To accuse me of being "illiberal" is totally untruthful. I dispute that supporting freedom, seeking to end poverty, seeking to prevent the unnecessary killing of 24,000 pensioners a year from fuel poverty or opposing genocide can be described as "illiberal" by anybody with a trace of honesty. I believe that it would be in the interests of the party, as well as the country, to commit itself to traditional liberal policies & particularly to achieving economic success - time after time it is shown that the electorate want wealth, whereas Ludditism, bicycling, windmills & banning things are not popular Even if it is decided that such matters are "incompatible with membership of the party" this would only prove that liberalism & membership of the Lib Dems are incompatible. I must leave that decision in your hands & those of the Appeals Tribunal.

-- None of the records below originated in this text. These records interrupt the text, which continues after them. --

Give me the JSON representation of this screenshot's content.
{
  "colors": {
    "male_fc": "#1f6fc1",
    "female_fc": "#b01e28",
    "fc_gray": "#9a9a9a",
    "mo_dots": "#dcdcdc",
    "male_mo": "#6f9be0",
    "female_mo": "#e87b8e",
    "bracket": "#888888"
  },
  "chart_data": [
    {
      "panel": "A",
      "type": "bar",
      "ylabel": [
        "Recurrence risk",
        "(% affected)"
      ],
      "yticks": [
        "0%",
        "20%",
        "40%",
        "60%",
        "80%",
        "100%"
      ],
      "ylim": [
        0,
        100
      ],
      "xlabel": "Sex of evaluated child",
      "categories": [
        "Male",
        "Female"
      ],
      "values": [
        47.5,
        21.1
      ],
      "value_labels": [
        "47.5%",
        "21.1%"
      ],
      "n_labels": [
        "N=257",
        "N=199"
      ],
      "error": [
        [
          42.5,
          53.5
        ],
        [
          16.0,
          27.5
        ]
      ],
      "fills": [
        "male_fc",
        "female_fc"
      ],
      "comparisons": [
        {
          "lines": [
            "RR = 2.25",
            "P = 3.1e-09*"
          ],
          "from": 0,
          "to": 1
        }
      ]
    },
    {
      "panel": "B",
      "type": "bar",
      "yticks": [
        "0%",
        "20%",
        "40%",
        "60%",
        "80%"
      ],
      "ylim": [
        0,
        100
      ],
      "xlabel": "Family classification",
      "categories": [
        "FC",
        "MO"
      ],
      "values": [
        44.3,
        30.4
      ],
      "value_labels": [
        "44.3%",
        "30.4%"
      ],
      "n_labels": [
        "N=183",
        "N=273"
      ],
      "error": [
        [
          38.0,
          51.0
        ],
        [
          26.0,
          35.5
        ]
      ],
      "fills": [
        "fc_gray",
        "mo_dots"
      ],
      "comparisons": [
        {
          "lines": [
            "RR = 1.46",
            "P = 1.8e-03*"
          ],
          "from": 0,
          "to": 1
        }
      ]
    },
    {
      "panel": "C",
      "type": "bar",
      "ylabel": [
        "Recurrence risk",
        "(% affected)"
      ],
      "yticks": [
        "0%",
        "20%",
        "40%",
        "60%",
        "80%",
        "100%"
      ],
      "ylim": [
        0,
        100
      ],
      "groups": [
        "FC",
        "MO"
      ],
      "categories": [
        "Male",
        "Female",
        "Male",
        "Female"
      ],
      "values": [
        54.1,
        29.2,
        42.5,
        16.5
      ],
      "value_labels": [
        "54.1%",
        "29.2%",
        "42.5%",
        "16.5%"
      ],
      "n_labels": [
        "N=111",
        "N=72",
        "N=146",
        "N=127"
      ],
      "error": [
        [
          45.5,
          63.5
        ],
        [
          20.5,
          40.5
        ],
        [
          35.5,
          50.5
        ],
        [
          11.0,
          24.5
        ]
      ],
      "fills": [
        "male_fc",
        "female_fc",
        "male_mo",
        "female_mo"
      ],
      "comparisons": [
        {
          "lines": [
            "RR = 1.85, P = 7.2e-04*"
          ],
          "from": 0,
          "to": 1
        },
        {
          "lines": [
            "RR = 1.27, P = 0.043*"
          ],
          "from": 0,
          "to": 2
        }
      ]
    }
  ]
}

I have said that nuclear power is more cost effective & reliable than windmills, that strong economic growth is preferable to the UK's current comparative decline & Scotland's steep decline & that illegal war, ethnic cleansing, genocide & child sex slavery are wrong. If the "Lib Dems" decide that these opinions are "incompatible with party membership" then you are neither honest, competent or liberal.